The most fascinating Husker hypothetical of 2026 so far has to be former AD Bill Moos’s admission that he explored a return to the Big 12. Leave aside the rationality of such a decision and just focus on what it would’ve felt like.
I guess it would’ve been nice-ish for a brief hit of nostalgia, though I think real Nebraska nostalgia is for the Big Eight.4 Who knows what would’ve happened to the Big 12 if the Huskers had returned, but as the conference stands now it’s an alliance of survivors who couldn’t get a spot in the most desirable compounds. I haven’t polled Colorado fans, but my guess is, after the Big Ten’s hostile takeover of the Pac-12 forced a CU return to the Big 12, few Buffs fans have experienced much, “ah, back where we belong,” feelings. Conferences aren’t where any team belongs anymore, it’s just where they get their bargaining power.

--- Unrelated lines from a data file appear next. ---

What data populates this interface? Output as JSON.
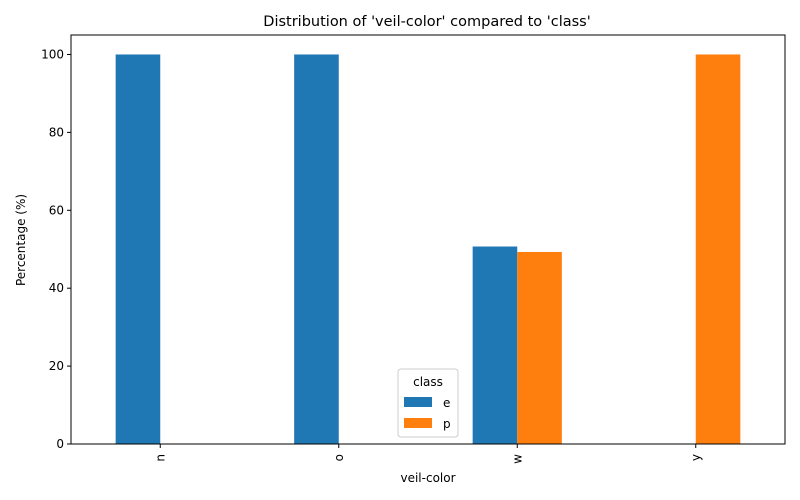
{
  "chart_data": {
    "type": "bar",
    "title": "Distribution of 'veil-color' compared to 'class'",
    "xlabel": "veil-color",
    "ylabel": "Percentage (%)",
    "categories": [
      "n",
      "o",
      "w",
      "y"
    ],
    "series": [
      {
        "name": "e",
        "color": "#1f77b4",
        "values": [
          100,
          100,
          50.7,
          0
        ]
      },
      {
        "name": "p",
        "color": "#ff7f0e",
        "values": [
          0,
          0,
          49.3,
          100
        ]
      }
    ],
    "ylim": [
      0,
      105
    ],
    "yticks": [
      0,
      20,
      40,
      60,
      80,
      100
    ],
    "grid": false,
    "legend": {
      "title": "class",
      "placement": "lower-center"
    }
  }
}
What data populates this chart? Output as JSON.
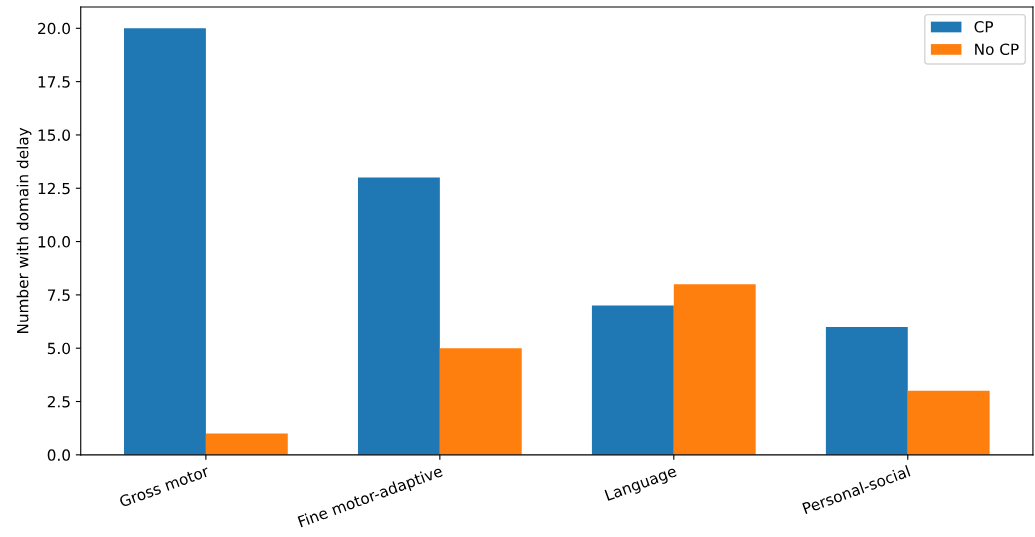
{
  "chart_data": {
    "type": "bar",
    "ylabel": "Number with domain delay",
    "categories": [
      "Gross motor",
      "Fine motor-adaptive",
      "Language",
      "Personal-social"
    ],
    "series": [
      {
        "name": "CP",
        "color": "#1f77b4",
        "values": [
          20,
          13,
          7,
          6
        ]
      },
      {
        "name": "No CP",
        "color": "#ff7f0e",
        "values": [
          1,
          5,
          8,
          3
        ]
      }
    ],
    "ylim": [
      0,
      21
    ],
    "yticks": [
      {
        "value": 0,
        "label": "0.0"
      },
      {
        "value": 2.5,
        "label": "2.5"
      },
      {
        "value": 5,
        "label": "5.0"
      },
      {
        "value": 7.5,
        "label": "7.5"
      },
      {
        "value": 10,
        "label": "10.0"
      },
      {
        "value": 12.5,
        "label": "12.5"
      },
      {
        "value": 15,
        "label": "15.0"
      },
      {
        "value": 17.5,
        "label": "17.5"
      },
      {
        "value": 20,
        "label": "20.0"
      }
    ],
    "grid": false,
    "legend": "top right"
  }
}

From a football-only perspective, the Moos move might’ve meant slightly better fortunes on Saturdays. At least for a bit, though I’m not sure NU football would’ve returned to the Big 12 with the same exalted status it entered the Big Ten. And with all of the changes that would’ve still presumably come after, say, a 2022 re-entry to the Big 12, the best-case scenario probably would’ve been playing slightly better football in a slightly lesser league.5
Worth it? Not in light of Nebraska’s recent success in most other sports. Not when the Big Ten is perhaps peaking. Those other Husker programs and coaches—some new, some not—found ways to adapt to a new league and the realities of a changing national landscape. Volleyball, the gold standard in Lincoln this century, is better because it plays in the Big Ten. Basketball is. Wrestling has to be. Maybe you could make the case that baseball and softball don’t get the same upside, but the downside hasn’t been drastic either.
But until football figures it out, the Big Ten’s overall success and standing, however long it lasts, is bound to feel like something good happening to somebody else.
That’s not just a Nebraska thing, it’s a football thing, but it might be uniquely hard in Nebraska to separate the two.
Just trying to beat the crowd before Michigan probably adds the third jewel. Though it should be noted, UConn is 6-0 in men’s championship games.
This is the National Association of College Directors of Athletics competition for measuring department-wide success.
Though making a bowl game the past two seasons does contribute some points in the Director’s Cup.
Being able to realistically drive to any conference road game without planning a family vacation is a nice perk.
For significantly less revenue, though I’m trying to keep money out of this.